Wetenschappers hebben voor het eerst genen gevonden die verband hebben met insomnia, of slapeloosheid. In een groot internationaal onderzoek onder leiding van Danielle Posthuma en Eus van Someren van Vrije Universiteit in Amsterdam zijn er belangrijke stappen gezet in het ontdekken van de biologische redenen voor slapeloosheid.
Voor mensen die problemen hebben met slapen en vaak wakker liggen, is er nu eindelijk een lichtje aan het einde van de tunnel. Tot nu toe was de veelvoorkomende kwaal moeilijk te behandelen. Vaak wordt aan mensen die aan insomnia lijden verteld dat het allemaal tussen de oren zit, maar de nieuwe ontdekking bewijst dat dit misschien helemaal niet altijd het geval is. Of ten minste, niet alleen.
Uit wetenschappelijk onderzoek wordt nu duidelijk is dat er een biologisch en zelfs genetische oorzaak kan zijn, kunnen wetenschappers beter onderzoeken hoe hersencellen met elkaar communiceren bij slapeloosheid. Deze doorbraak betekent dat er een hele nieuwe manier is om te zoeken naar behandelmethoden.
Van Someren hoopt dat de wetenschappelijke doorbraak er ook voor zorgt dat er meer erkenning komt voor mensen die last hebben van slapeloosheid. Op dit moment wordt er weinig onderzoek gedaan naar de oorzaken van slapeloosheid, terwijl het een kwaal is die erg vaak voorkomt, en soms ernstige gevolgen kan hebben.
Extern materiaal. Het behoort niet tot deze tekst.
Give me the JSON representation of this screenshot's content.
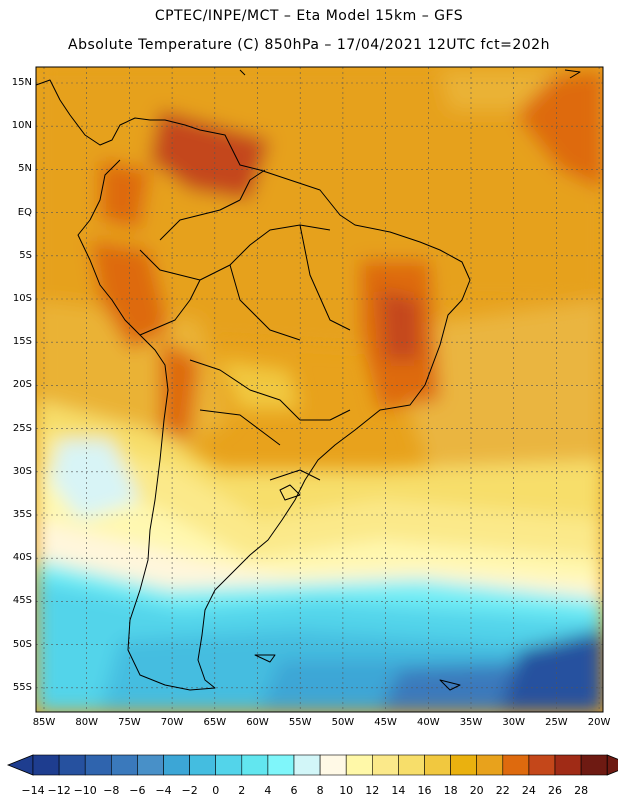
{
  "header": {
    "title_line1": "CPTEC/INPE/MCT –  Eta Model 15km – GFS",
    "title_line2": "Absolute Temperature (C) 850hPa – 17/04/2021 12UTC fct=202h"
  },
  "map": {
    "lat_labels": [
      "15N",
      "10N",
      "5N",
      "EQ",
      "5S",
      "10S",
      "15S",
      "20S",
      "25S",
      "30S",
      "35S",
      "40S",
      "45S",
      "50S",
      "55S"
    ],
    "lon_labels": [
      "85W",
      "80W",
      "75W",
      "70W",
      "65W",
      "60W",
      "55W",
      "50W",
      "45W",
      "40W",
      "35W",
      "30W",
      "25W",
      "20W"
    ]
  },
  "legend": {
    "labels": [
      "-14",
      "-12",
      "-10",
      "-8",
      "-6",
      "-4",
      "-2",
      "0",
      "2",
      "4",
      "6",
      "8",
      "10",
      "12",
      "14",
      "16",
      "18",
      "20",
      "22",
      "24",
      "26",
      "28"
    ],
    "colors": [
      "#1e3d8f",
      "#26519f",
      "#2f64ae",
      "#3a79bc",
      "#4890c8",
      "#3ca6d6",
      "#44bde0",
      "#53d4ea",
      "#62e6ef",
      "#7ff6fa",
      "#d2f6f8",
      "#fff9e6",
      "#fff8a8",
      "#fbe98a",
      "#f7de6a",
      "#f1c83f",
      "#eab10f",
      "#e8a21c",
      "#de6a0e",
      "#c4471a",
      "#a02b16",
      "#6e1a12"
    ]
  }
}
Voorlopig zal deze ontdekking nog weinig veranderen voor mensen die wakker liggen. ‘Nu zijn therapieën nog vooral gericht op het veranderen van gewoontes van mensen. Die behandelingen werken vrij goed. We moeten zien hoe deze ontdekking daar iets aan gaat veranderen’ zegt hoogleraar psychofysiologie Gerard Kerkhof. Volgens Kerkhof zal het nog wel evne duren voordat er echt gerichte therapie gegeven kan worden aan mensen met insomnia. Deze ontdekking is volgens Kerkhof echter wel een eerste stap.